Not on fixed wing aircraft, but this does happen with rotor wing aircraft and it’s the principal driving mechanism for auto rotation. The section of a rotor blade known as the driven region has an effective force of lift tipped in the direction the rotor spins, driving the rotor blades by means of the air moving through the rotor disc.
Let's approach this from another direction.
Assume that it's possible to find a wing position that generates thrust rather than drag. Thrust or drag is a matter of airflow over the surface, to generate thrust we must have a net forward airflow. Put an indicated air speed sensor in front of the wing, what does it say? Negative.
Can a plane fly backwards? No, it would stall. Thus our initial premise must be wrong--it's impossible to have a net thrust from the airframe overall. (It is possible to have it for part of the airframe.)
The understanding of the relationship of drag and thrust in aircraft design is crucial to the development of efficient fuel saving aircraft.
From the aircraft reference, thrust is force towards the line of flight, drag is resistance (from the air) to this path. Because they are directly linearly opposed, thrust = - drag is mathematically correct, and can be derived from the steady state formula thrust + drag = 0.
Realizing this (simple) relationship can help explain other phenomena, such as "autorotation", extremely low net drag of airfoils, the benefits of slats, and (putting them all together), the design of soaring birds.
All gliders seek to find an updraft greater than their rate of descent. The broad, highly cambered wing of the eagle is exactly what airliners emulate when preparing to land, allowing them to slow to around 1/3 of their cruising speed.

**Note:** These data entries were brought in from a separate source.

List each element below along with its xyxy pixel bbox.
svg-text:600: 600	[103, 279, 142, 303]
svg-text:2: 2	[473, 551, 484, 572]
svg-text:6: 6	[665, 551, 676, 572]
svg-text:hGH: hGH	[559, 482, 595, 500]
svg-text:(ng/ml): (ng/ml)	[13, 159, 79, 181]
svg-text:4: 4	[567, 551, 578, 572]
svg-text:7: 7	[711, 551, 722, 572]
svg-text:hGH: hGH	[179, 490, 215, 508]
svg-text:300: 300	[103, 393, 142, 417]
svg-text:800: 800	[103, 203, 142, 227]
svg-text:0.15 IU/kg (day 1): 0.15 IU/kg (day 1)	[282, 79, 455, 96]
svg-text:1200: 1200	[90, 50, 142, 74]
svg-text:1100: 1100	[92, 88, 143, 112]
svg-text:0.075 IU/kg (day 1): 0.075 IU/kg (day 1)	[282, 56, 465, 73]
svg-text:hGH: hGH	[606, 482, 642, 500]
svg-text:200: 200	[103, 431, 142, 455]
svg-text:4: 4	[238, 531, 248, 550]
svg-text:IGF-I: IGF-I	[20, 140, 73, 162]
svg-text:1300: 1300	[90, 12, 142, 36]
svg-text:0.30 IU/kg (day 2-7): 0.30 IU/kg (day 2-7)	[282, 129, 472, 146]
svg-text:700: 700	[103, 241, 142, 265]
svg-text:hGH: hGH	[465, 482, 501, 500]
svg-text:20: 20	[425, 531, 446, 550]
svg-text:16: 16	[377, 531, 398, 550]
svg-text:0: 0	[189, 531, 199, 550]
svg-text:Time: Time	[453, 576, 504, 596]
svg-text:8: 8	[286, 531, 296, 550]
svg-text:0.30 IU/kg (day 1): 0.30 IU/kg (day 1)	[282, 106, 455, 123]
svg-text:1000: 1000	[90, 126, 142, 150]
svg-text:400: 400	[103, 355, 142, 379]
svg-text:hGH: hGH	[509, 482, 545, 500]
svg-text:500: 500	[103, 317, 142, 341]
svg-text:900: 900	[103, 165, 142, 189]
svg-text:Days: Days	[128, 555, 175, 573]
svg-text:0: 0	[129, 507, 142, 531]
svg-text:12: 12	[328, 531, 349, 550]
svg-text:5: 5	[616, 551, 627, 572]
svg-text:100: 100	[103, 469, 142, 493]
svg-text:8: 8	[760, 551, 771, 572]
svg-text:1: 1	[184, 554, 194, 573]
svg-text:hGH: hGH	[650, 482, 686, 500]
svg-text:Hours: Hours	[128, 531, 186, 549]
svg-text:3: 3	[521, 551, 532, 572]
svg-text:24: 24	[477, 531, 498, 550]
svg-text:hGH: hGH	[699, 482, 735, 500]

But what of the slotted wingtips? Could they be using the updraft to provide thrust? This seems to work fairly well for auto rotating helicopters, so...
By changing relative wind away from flight path, drag on a part of the aircraft can produce thrust force (negative drag) to the line of flight. This is accomplished by producing a localized horizontal lift component to the line of flight.
Importantly, to preserve the strict definitions, drag opposes thrust, but localized lift from induced drag can produce a thrust force in the direction of flight.
Now, to get to the point of the question, the Blackbird, and sailing against the wind in general, the key is to extract mechanical energy from a drag force and use it to create a more efficient thrust force in the direction of travel.
Back to thrust = - drag
Let's add in:
thrust = -drag × conversion efficiency
The simplest model would be an anemometer. Mechanical energy is extracted by the difference in drag coefficient between the closed and open end of a cup. You could make a Blackbird using a giant anemometer, and it would roll in any direction when there was sufficient wind.
with the wind, faster than the wind
A bit more challenging. Now we can take the extracted energy and use it to turn a rotating airfoil, a propeller. Airfoils can generate many times more lift force per unit of drag.
So we turn to iceboats, which can easily sail faster than the wind by minimizing drag. Energy input from the wind is amplified by the sail airfoil, creating a thrust force that "runs away" until the total drag (from the entire craft) = thrust (steady state).
The Blackbird propulsion seems to be a form of "autorotation" (with the inner part of the prop blade absorbing drag energy and the outer part lifting).